Late nights. Building sets. Learning lines. Getting sick. Pushing through it anyway. It all comes with the territory of being part of the theatre troupe at DHS. Despite what some might call hardships, Troupe 1096 thespians know that it is always worth it.

“My life has changed immensely through theatre. What brought the most change was the sense of community, especially the association with the upperclassmen. I got a lot closer to everyone in theatre and definitely have gotten to know a lot more about myself and others through it,” said So. Curtis Salinger.

Troupe 1096 has always been revered in Durango, but it has become even more so in the past year with their production of Les Misérables. It was nominated for 10 Bobby G Awards (the Colorado high school equivalent of the Tony Awards) and won the three most significant Bobby G Awards: Best Lead Actor, Best Lead Actress, and Best Overall Musical.

Not all aspects of theatre are glamorous and fun, but those moments behind the scenes are worth the effort and hard work.

Senior Natalie Cohn said, “I seam-ripped for close to an hour and a half and should have been bored out of my mind, but I completely loved everything about costumes, including that.”

Junior Ataley Villaseñor has been involved with Troupe 1096 since her freshman year and has loved every second of it.

“I actually didn’t do one show one of my years.
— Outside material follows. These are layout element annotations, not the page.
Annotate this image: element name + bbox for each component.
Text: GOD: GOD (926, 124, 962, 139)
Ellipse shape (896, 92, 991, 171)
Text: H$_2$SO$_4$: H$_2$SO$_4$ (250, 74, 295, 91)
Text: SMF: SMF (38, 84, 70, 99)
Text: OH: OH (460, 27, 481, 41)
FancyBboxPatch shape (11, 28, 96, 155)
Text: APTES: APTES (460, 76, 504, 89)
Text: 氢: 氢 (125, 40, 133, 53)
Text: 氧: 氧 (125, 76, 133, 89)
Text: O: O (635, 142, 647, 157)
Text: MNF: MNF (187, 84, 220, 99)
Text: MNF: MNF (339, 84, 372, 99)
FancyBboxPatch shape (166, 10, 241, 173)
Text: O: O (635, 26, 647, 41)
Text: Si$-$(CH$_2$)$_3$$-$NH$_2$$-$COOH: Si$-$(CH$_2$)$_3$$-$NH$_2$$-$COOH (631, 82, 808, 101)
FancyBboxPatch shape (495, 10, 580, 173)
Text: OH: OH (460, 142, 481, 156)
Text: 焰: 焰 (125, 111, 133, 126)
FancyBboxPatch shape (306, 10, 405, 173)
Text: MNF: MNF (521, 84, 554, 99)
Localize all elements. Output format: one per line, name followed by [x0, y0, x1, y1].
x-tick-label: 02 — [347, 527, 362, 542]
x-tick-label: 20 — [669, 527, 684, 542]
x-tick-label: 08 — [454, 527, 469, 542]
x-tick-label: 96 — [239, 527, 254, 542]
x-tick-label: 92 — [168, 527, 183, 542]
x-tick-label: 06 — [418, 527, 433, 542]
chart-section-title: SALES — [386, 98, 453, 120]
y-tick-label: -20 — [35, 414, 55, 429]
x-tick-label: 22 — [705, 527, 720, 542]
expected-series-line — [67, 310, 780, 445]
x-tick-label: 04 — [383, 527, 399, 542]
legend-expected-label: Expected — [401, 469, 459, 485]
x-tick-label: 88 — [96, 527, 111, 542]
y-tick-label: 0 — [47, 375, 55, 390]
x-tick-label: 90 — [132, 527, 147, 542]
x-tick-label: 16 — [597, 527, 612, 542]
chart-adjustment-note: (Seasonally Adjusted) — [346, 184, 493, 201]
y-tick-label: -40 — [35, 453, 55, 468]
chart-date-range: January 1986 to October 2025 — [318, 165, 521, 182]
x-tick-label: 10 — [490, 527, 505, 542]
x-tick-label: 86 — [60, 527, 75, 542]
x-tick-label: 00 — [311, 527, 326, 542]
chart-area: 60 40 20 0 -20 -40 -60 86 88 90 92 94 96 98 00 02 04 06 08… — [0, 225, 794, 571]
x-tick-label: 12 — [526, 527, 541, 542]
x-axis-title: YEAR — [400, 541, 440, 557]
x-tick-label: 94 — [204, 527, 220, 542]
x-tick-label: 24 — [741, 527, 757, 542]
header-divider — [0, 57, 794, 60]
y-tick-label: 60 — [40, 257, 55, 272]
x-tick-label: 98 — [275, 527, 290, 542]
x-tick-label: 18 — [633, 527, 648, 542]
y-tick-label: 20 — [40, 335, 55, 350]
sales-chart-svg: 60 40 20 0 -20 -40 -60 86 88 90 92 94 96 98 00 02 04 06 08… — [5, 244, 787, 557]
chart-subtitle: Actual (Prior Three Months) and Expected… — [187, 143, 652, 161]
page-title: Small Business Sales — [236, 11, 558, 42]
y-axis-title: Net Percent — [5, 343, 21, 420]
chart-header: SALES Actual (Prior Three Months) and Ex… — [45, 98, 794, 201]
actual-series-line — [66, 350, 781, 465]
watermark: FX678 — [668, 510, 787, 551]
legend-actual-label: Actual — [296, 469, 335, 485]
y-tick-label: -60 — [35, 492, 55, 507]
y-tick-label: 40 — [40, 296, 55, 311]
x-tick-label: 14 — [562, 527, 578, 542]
This was almost mainly because I wanted to see if theatre was as charismatic and electric as I thought it was. I remember that night like it was just yesterday. I ran out and hugged everyone and they said they missed me. For the first time in a long time, I was something to people,” said Villaseñor.

The theatre community is a close-knit one between actors, techies and audience members alike. 2015 DHS graduate Liam Hahn said that the best part of theatre was the community.

“Some of my best friends are theatre kids and they are some of the best people anyone will ever meet,” said Hahn.

Theatre is an art that has inspired and transformed so many people that have walked through the doors on opening night to watch or participate in one of DHS’s productions, and it will surely continue to do so.

“Theatre has given me a home. It has made me who I am. Instead of running away from who I am or being scared of what people will think, I embrace it. It gave me a voice–my own voice that I didn’t know I had. It’s a place where, in a moment, you feel complete love without asking,” said Villaseñor.